Tomorrow on VoicEd Radio, I will be hosting a panel discussion on administrator balance with special guests Derek Rhodenizer, Brent Coley, and Mary Vetter.

This came about because a couple months ago, Mary came to me and asked "How do I make sure I'm not hurting or upsetting teachers, but also give them the necessary feedback on their practice?" As an Assistant Principal at our school, I felt initially that her question was more-or-less rhetorical, and I didn't really reply, but she pushed on, asking for real answers.

I had a couple suggestions, first and foremost saying that if the goal of building morale was so that they will take feedback, it will be ineffective. "If you really want to find answers," I eventually said as our conversation continued, "then we can do that. Let's reach out to some administrators outside our district and see what they think."

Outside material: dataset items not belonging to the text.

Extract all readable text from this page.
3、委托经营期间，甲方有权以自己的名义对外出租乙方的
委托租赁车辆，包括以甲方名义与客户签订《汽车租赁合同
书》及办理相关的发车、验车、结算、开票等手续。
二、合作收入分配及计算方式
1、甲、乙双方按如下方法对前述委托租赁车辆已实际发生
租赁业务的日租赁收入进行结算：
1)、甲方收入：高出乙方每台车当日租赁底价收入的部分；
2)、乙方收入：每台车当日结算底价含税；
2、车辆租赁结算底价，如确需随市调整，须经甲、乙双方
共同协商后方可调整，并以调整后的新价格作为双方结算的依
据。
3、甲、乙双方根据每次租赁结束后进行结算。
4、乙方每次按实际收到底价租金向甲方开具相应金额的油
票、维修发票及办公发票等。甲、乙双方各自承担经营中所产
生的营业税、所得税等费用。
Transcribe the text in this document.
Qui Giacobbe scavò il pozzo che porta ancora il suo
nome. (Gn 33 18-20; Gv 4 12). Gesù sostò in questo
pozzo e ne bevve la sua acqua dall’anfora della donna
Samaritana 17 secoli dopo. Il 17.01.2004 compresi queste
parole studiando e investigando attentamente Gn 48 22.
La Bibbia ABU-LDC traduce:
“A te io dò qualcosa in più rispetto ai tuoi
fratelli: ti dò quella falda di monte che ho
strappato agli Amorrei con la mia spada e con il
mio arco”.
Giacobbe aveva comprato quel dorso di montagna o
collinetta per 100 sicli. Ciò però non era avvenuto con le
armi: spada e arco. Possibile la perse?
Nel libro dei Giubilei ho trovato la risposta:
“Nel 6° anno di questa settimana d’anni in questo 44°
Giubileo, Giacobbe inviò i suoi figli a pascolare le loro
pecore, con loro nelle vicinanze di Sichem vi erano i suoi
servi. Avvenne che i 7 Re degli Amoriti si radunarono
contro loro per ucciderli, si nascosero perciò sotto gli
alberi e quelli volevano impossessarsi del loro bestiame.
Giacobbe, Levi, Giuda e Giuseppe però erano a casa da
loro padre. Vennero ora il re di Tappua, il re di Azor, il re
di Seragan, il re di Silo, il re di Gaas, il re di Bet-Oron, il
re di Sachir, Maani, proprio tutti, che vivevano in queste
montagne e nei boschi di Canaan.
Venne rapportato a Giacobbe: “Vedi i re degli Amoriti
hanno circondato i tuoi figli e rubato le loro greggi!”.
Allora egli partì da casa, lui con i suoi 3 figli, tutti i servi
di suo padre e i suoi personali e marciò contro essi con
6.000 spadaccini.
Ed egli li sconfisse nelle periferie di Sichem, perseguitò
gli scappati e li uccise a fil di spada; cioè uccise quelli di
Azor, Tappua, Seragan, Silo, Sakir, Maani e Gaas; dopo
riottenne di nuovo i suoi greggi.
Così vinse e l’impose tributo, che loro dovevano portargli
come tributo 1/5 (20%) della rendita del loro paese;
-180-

So, I sent out a message to some of my favorite administrators, both of which have actually been on my podcast before, and also to Stephen at VoicEd and we setup this panel show.

In further talks, Mary is interested in looking at how you can bring about change in a school. She finds that teachers are often resistant to change, and that is something she would like to work on. I agree with her completely. Much of my work has become focused on how to make resistant teachers willing to change, making small changes that are palatable. What if we are going about it all wrong though? What if we looked into how we make teachers accepting of change?

The panel will run from 8 to 9 pm on VoicEd Radio (which you can find at https://voiced.ca) on Tuesday, November 28th. We will be looking for answers to the following questions:

  • How do you build morale in the teachers who report to you?
  • How do you create feedback that doesn't compromise that morale?
  • How can/do you instill organization trust in your teachers?
  • Is there something we as administrators can do to make teachers more accepting of change?

I am really looking forward to this discussion with some powerful educators, and I hope you will all join us!